The Weavers welcome their gay son, and then sought to alter the attitudes of Catholics around them, but were harmed when a bishop’s letter condemning marriage equality was read during Mass. This episode triggered the Weavers to permanently leave their Catholic parish:
“’I think that was the first time I felt slapped in the face by my church…I stood up, we were sitting in the middle of the pew. I stood up, and I turned toward the door and walked out. I grieved the church for 18 months. I grieved it. Something had died in my life.’”
Other parents remain split on how to engage Catholic communities, like Norm and Mary Jo Bowers who have a married lesbian daughter with two children baptized in the Church. Mary Jo left the Church, but her husband remains with a highly localized perspective:
“’I’ve told my pastor, I said, ‘To me my whole religion is this parish. It stays within the confines of this parish…I have nothing anymore to do with the hierarchy and what comes out of Rome’…
“Norm Bowers said he was offended by that and by a column in a Catholic paper. A priest wrote that children raised by gay couples might grow up ‘confused.’
“’I said to myself, which Catholic who has a brain isn’t confused in the Catholic church today?’”
Parents who remain, like Norm Bowers, find the positives in their local parishes and maintain hope that, under a new pope, perhaps the tone will change to something more pastorally-inclined. They also benefit from supportive clergy, like Fr. Bill Tkachuk of St. Nicholas Parish in Evanston, Illinois who compliments parishioner’s efforts to create an LGBT-affirming Catholic community:
“[Fr. Tkachuk] said the church needs to be more sensitive to families in the way it talks about gays and gay issues: ‘Speaking in the language that people can hear with their hearts and accept with their hearts, as opposed to a more academic language that can be received as very hurtful, even if it’s not intended that way.’
“His parishioners recently wrote to Cardinal Francis George of Chicago. They objected to a letter in which the cardinal called civil unions a ‘legal fiction,’ and gay marriage ‘contrary to the common sense of the human race.’”
Barbara Marian and her husband now commute over an hour to St. Nicholas each week after having too many negative experiences in her local parish. Barbara has a lesbian daughter, along with three nieces and a nephew who identify as LGBT and sees no plausible way to leave the Catholic Church:
“’We live with love for these neighbors, colleagues and children and we see them as whole persons,’ Marian said. ‘We don’t focus on the small part of their lives that involves their genitalia.’…
“‘I am Catholic through and through and through,’ Marian said. ‘There is no separating me from the church. Although it brings me to my knees with anger and tears when the bishops make a statement and strafe my community, I bleed.’”
As growing numbers of Catholics and parishes support LGBT equality, and as more children feel safe coming out to their families, anti-gay efforts by Catholic bishops will continue affecting long-term parishioners who refuse to remain or stay silent when they watch their children come under attack.

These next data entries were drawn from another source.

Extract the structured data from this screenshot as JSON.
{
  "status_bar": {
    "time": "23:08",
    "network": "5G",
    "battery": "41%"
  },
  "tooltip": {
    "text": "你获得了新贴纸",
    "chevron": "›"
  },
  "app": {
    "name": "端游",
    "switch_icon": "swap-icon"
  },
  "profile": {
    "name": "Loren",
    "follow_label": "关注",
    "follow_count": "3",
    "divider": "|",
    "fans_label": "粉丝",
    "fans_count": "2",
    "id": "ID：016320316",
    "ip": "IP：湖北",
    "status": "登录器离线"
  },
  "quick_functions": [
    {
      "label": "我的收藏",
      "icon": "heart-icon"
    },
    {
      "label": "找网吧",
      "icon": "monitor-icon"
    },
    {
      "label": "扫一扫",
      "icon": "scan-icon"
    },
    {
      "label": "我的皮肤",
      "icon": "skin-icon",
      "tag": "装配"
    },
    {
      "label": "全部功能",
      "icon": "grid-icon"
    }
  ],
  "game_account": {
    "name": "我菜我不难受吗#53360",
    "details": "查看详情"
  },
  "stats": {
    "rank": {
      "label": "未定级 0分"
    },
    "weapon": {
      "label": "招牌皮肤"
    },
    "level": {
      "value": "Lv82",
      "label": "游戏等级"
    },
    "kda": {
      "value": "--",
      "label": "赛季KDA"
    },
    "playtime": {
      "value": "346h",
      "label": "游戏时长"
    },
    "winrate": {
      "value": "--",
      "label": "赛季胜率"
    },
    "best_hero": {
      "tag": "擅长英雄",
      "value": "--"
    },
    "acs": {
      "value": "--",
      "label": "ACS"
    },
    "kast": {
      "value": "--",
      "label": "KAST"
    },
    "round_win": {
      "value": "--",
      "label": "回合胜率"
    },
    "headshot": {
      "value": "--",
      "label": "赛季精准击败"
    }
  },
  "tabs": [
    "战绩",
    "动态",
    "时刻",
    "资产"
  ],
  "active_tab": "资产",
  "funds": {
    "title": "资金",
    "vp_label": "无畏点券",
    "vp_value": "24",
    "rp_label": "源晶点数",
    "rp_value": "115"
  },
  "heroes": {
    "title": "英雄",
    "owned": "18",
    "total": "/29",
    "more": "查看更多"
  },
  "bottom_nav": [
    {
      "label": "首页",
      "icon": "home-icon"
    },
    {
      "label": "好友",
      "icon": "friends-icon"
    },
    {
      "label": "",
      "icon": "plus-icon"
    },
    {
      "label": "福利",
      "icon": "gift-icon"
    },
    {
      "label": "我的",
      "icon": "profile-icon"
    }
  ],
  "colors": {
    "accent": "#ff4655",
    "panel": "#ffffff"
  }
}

A good resource for Catholic parents of all sorts–those who are struggling with accepting a child’s orientation, those who are struggling with church structures, those who want to become more involved with equality issues–is Fortunate Families, a national network of Catholic parents of LGBT sons and daughters.
–Bob Shine, New Ways Ministry
Tag Archives: Fortunate Families
Pope’s Peace Day Statement Is Countered by Catholic Parents
As we reported at the end of last month, Pope Benedict’s statement for the World Day of Prayer for Peace, January 1st, contained a reference that same-gender married couples are a threat to world peace. But on January 1, 2013, the pope’s message was countered by a pair of married heterosexual Catholic parents who have a long history of working for LGBT justice and equality.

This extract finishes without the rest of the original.